Presentation Information
[5M3-GS-2h-04]Multimodal Music Emotion Recognition with Integrated Lyrics Semantic Representations and Functional Harmony, and Contribution Analysis
〇XIN YUAN1, Ayako Yamagiwa1, teng fei shao1, Masayuki Goto1 (1. Waseda University)
Keywords:
Music Emotion Recognition,Multimodal Fusion,BERT / RoBERTa,Functional Harmony
Previous studies on music emotion recognition have mainly focused on text-based methods, while the quantitative effects of musical structures such as harmony on emotion induction remain underexplored. Emotions such as loneliness strongly depend on musical context, making linguistic information alone insufficient and highlighting the necessity of multimodal analysis.We propose a multimodal music emotion recognition model that integrates lyrics semantics, harmonic progressions, and acoustic features.
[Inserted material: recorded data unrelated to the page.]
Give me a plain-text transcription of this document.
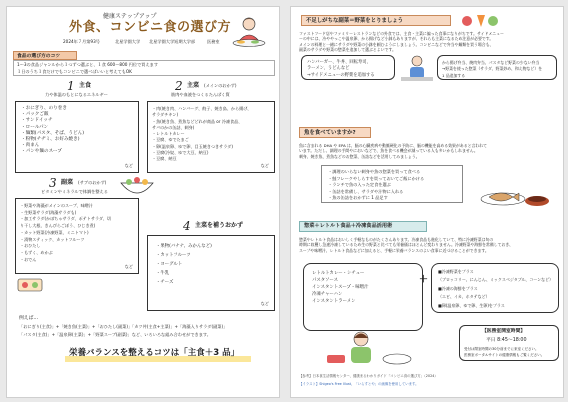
健康ステップアップ
外食、コンビニ食の選び方
2024年７月第93号	北星学園大学 北星学園大学短期大学部	医務室
食品の選び方のコツ
1～3の食品ジャンルから１つずつ選ぶと、１食 600～800 円位で買えます
１日のうち１食だけでもコンビニで選べばいいと考えてもOK
1 主食
力や体温のもとになるエネルギー
・おにぎり、のり巻き
・パックご飯
・サンドイッチ
・ロールパン
・麺類(パスタ、そば、うどん)
・粉物(チヂミ、お好み焼き)
・肉まん
・パンや麺のスープ
など
2 主菜 (メインのおかず)
筋肉や血液をつくるたんぱく質
・肉(焼き肉、ハンバーグ、餃子、焼き鳥、から揚げ、
サラダチキン)
・魚(焼き魚、煮魚などどれが商品 or 冷凍食品、
サバのかの缶詰、刺身)
・レトルトカレー
・豆腐、ゆでたまご
・卵(温泉卵、ゆで卵、目玉焼きつきサラダ)
・豆腐(冷奴、ゆで大豆、納豆)
・豆腐、納豆
など
3 副菜 (サブのおかず)
ビタミンやミネラルで体調を整える
・野菜や海藻がメインのスープ、味噌汁
・生野菜サラダ(海藻サラダも)
・加工サラダ(かぼちゃサラダ、ポテトサラダ、切
り干し大根、きんぴらごぼう、ひじき煮)
・カット野菜(冷凍野菜、ミニトマト)
・漬物スティック、カットフルーツ
・おひたし
・もずく、めかぶ
・おでん
など
4 主菜を補うおかず
・果物(バナナ、みかんなど)
・カットフルーツ
・ヨーグルト
・牛乳
・チーズ
など
例えば…
「おにぎり(主食)」+「焼き魚(主菜)」+「おひたし(副菜)」「カツ丼(主食+主菜)」+「海藻入りサラダ(副菜)」
「パスタ(主食)」+「温泉卵(主菜)」+「野菜スープ(副菜)」など、いろいろな組み合わせができます。
栄養バランスを整えるコツは「主食＋3 品」
不足しがちな副菜＝野菜をとりましょう
ファストフード店やファミリーレストランなどの外食では、主食・主菜に偏った食事になりがちです。サイドメニュー
ーの中には、冷ややっこや温泉卵、から揚げなど小鉢もありますが、それらも主菜になるため注意が必要です。
メインの料理と一緒にサラダや野菜の小鉢を頼むようにしましょう。コンビニなどで弁当や麺類を買う場合も、
副菜のサラダや野菜の惣菜を追加して選ぶとよいです。
ハンバーガー、牛丼、回転寿司、
ラーメン、うどんなど
→サイドメニューの野菜を追加する
から揚げ弁当、焼肉弁当、パスタなど野菜の少ない弁当
→野菜を使った惣菜（サラダ、野菜炒め、和え物など）を
1 品追加する
魚を食べていますか?
魚に含まれる DHA や EPA は、脳の心臓疾病や動脈硬化の予防に、脳の機能を高める効果があると言われて
います。ただし、調理の手間やにおいなどで、魚を食べる機会が減っている人も多いかもしれません。
刺身、焼き魚、煮魚などのお惣菜、缶詰などを活用してみましょう。
・調理のいらない刺身や魚の惣菜を買って食べる
・鮭フレークやしらすを買っておいてご飯にかける
・ランチで魚の入った定食を選ぶ
・缶詰を常備し、サラダや汁物に入れる
・魚の缶詰をおかずに 1 品足す
惣菜＋レトルト食品＋冷凍食品活用術
惣菜やレトルト食品はおいしく手軽なものがたくさんあります。冷凍食品も進化していて、特に冷凍野菜は旬の
時期に収穫し急速冷凍しているため生の野菜と比べても栄養価はほとんど変わりません。冷凍野菜や海鮮を常備しておき、
スープや味噌汁、レトルト食品などに加えると、手軽に栄養バランスのよい食事に近づけることができます。
レトルトカレー・シチュー
パスタソース
インスタントスープ・味噌汁
冷凍チャーハン
インスタントラーメン
＋
■冷凍野菜をプラス
（ブロッコリー、にんじん、ミックスベジタブル、コーンなど）
■冷凍の海鮮をプラス
（エビ、イカ、ホタテなど）
■卵(温泉卵、ゆで卵、生卵)をプラス
【医務室開室時間】
平日 8:45～18:00
受付は閉室時間の30分前までに来室ください。
医務室ポータルサイトの健康情報もご覧ください。
【参考】日本食生活情報センター、健康まるわかりガイド「コンビニ食の選び方」（2024）
【イラスト】Shigeo's Free Illust、「いらすとや」の画像を使用しています。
Lyrics semantics are extracted using BERT, functional harmony (Roman numeral notation) is encoded using RoBERTa, and statistical acoustic features such as pitch are derived from MIDI data. These modalities are fused through a fusion layer to model emotions across both abstract music-theoretical and concrete acoustic levels.An ablation study quantifies the contribution of each modality across 12 emotion categories, aiming to elucidate mechanisms of music-induced emotion. We further evaluate the complementary role of musical features in low-arousal emotions that are difficult to distinguish using linguistic information alone, providing insights for advanced music recommendation and creative support systems.